Her first novel, The Words of Every Song (Broadway Books, 2007), centers on a fictional record company in New York City just after the turn of the millennium. It draws partly on Liz’s own experiences as a musician. It was selected for Borders’ Original Voices program and was given a starred review by Kirkus. Roddy Doyle wrote of it, “This is a remarkable novel, elegant, wise, and beautifully constructed. I loved the book.”
After the publication of her debut novel, Liz obtained her MFA in Fiction from Hunter College. In 2009, she was awarded the University of Pennsylvania’s ArtsEdge residency and moved to Philadelphia, where she still lives. She is now an Assistant Professor of Writing at Holy Family University.
Her second novel, Heft, was published by W.W. Norton in January 2012 to popular and critical acclaim.

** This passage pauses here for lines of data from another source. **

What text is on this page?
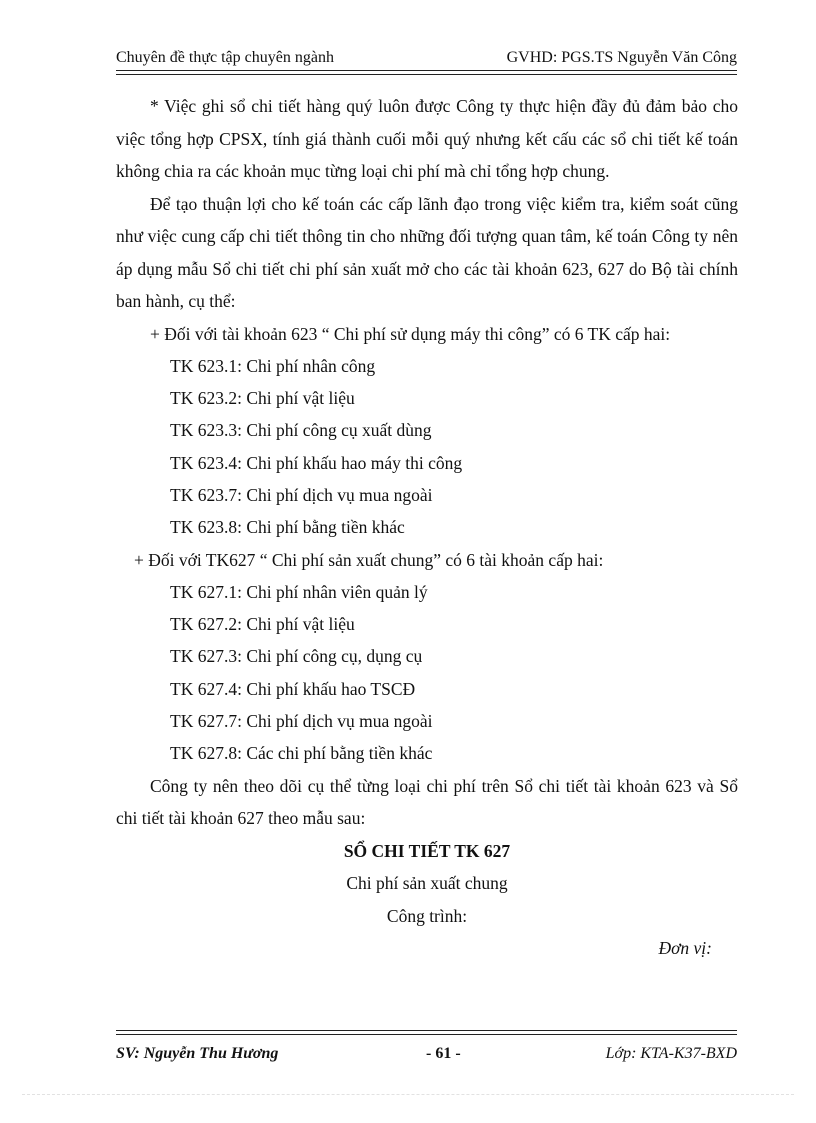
Chuyên đề thực tập chuyên ngành	GVHD: PGS.TS Nguyễn Văn Công

* Việc ghi sổ chi tiết hàng quý luôn được Công ty thực hiện đầy đủ đảm bảo cho việc tổng hợp CPSX, tính giá thành cuối mỗi quý nhưng kết cấu các sổ chi tiết kế toán không chia ra các khoản mục từng loại chi phí mà chỉ tổng hợp chung.

Để tạo thuận lợi cho kế toán các cấp lãnh đạo trong việc kiểm tra, kiểm soát cũng như việc cung cấp chi tiết thông tin cho những đối tượng quan tâm, kế toán Công ty nên áp dụng mẫu Sổ chi tiết chi phí sản xuất mở cho các tài khoản 623, 627 do Bộ tài chính ban hành, cụ thể:

+ Đối với tài khoản 623 “ Chi phí sử dụng máy thi công” có 6 TK cấp hai:

TK 623.1: Chi phí nhân công

TK 623.2: Chi phí vật liệu

TK 623.3: Chi phí công cụ xuất dùng

TK 623.4: Chi phí khấu hao máy thi công

TK 623.7: Chi phí dịch vụ mua ngoài

TK 623.8: Chi phí bằng tiền khác

+ Đối với TK627 “ Chi phí sản xuất chung” có 6 tài khoản cấp hai:

TK 627.1: Chi phí nhân viên quản lý

TK 627.2: Chi phí vật liệu

TK 627.3: Chi phí công cụ, dụng cụ

TK 627.4: Chi phí khấu hao TSCĐ

TK 627.7: Chi phí dịch vụ mua ngoài

TK 627.8: Các chi phí bằng tiền khác

Công ty nên theo dõi cụ thể từng loại chi phí trên Sổ chi tiết tài khoản 623 và Sổ chi tiết tài khoản 627 theo mẫu sau:

SỔ CHI TIẾT TK 627

Chi phí sản xuất chung

Công trình:

Đơn vị:

SV: Nguyễn Thu Hương	- 61 -	Lớp: KTA-K37-BXD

Of Heft, The New Yorker wrote, “Moore’s characters are lovingly drawn…a truly original voice”; The San Francisco Chronicle wrote, “Few novelists of recent memory have put our bleak isolation into words as clearly as Liz Moore does in her new novel”; and editor Sara Nelson wrote in O, The Oprah Magazine, “Beautiful…Stunningly sad and heroically hopeful.” The novel was published in five countries, was long-listed for the International IMPAC Dublin Literary Award, and was included on several “Best of 2012” lists, including those of NPR and the Apple iBookstore.
Moore’s short fiction and creative nonfiction have appeared in venues such as Tin House, The New York Times, and Narrative Magazine. She is the winner of the Medici Book Club Prize and Philadelphia’s Athenaeum Literary Award. After winning a 2014 Rome Prize in Literature, she spent 2014-15 at the American Academy in Rome, completing her third novel.
That novel, The Unseen World, was published by W.W. Norton in July of 2016. Louisa Hall called it “fiercely intelligent” in her review in The New York Times; Susan call called it “enthralling . . . ethereal and elegant . . . a rich and convincing period piece in her review in the Washington Post. The Unseen World was included in “Best of 2016” lists by The New Yorker, the BBC, Publishers Weekly, Vox, Google Play, and Audible.com, among others.